New Enrichment!

New Enrichment

Due to the extremely cold weather lately, every day is a challenge to clean as many chimp enclosures as possible, without sending them outside. I am often asked if the chimps like the snow, and my response is always- How do you like walking barefoot in the snow? (People usually haven’t considered this aspect .) When the chimps do go out, they tend to travel from dry patch to dry patch as quickly as possible, and collect blankets to bundle up in. Today, it had been a few days since we had been able to clean the indoor Playhouse enclosure, so we went all out with enrichment. Herbie, Thiele, Emma, and Jackson spent a good hour exploring all the exciting foods. Emma snagged about 12 salad boxes of lettuce and chowed down. Thiele grabbed three heads of romaine lettuce and an onion. Herbie went straight for the kiddie pools filled with ice and frozen strawberries, and found a container that had a tiny bit of honey.
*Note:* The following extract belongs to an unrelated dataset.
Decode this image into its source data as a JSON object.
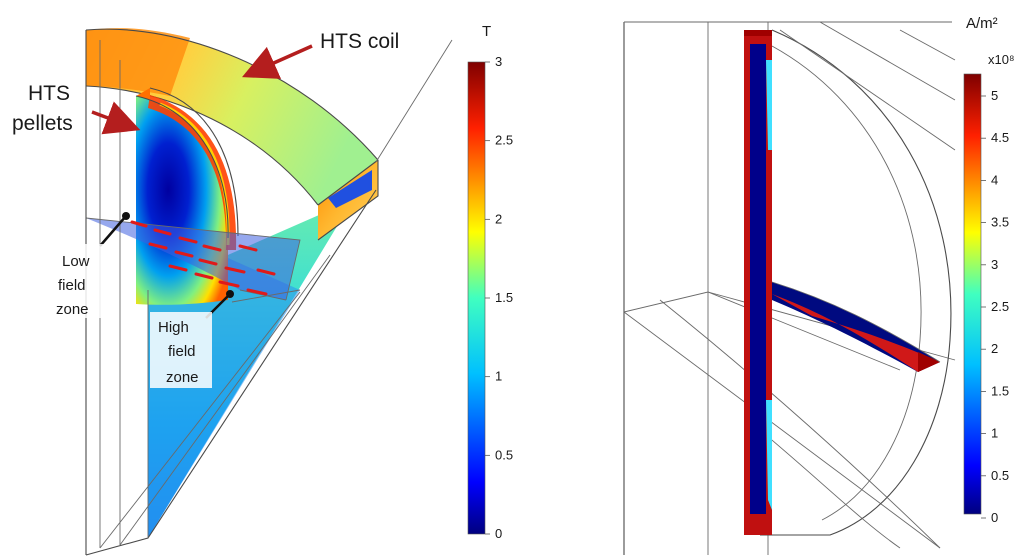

He licked all that he could out of it, and continued to carry it for the next half hour, hoping he could enjoy a few more drops. He also snagged a coconut, but seemed a bit perplexed as to how to get into it. Later we saw Thiele with another coconut, and rather than smashing it or biting it like some of the other chimps do, she just put one foot on it, bounced up and down a few times with all her weight on it, and cracked the fruit in half! In order to avoid getting his hands too cold in the ice pools, Herbie dumped the whole thing out, so he could pick out the fruit. A few minutes later, Thiele did the same thing with the other pool! It’s amazing how one chimp’s brilliant idea is picked up and used by another one.

The real highlight of new enrichment was a device that Kaleigh conceived, and I helped her build. It’s a wooden post with holes of various sizes drilled in it, and then many pvc rings, just larger than the post, stacked surrounding it. In the holes, we hid treats and bits of honey, and the chimps had to slide the rings up and down to access the holes. Jackson was interested, but didn’t really understand what he had to do, and wasn’t interested in standing up long enough to get the treats out. Thiele came along, and pulled it toward her, holding it horizontally, and moving the rings to get the best treats out of it. Jackson attempted to scavenge while she held it, but Thiele is serious about her treats, and was far more successful. After she got all that she wanted, Jackson came in as cleanup crew and finished off all Thiele had left behind. We are excited to try this device out with different chimps and treats. It was clearly a good challenge that kept them busy problem solving for a long time!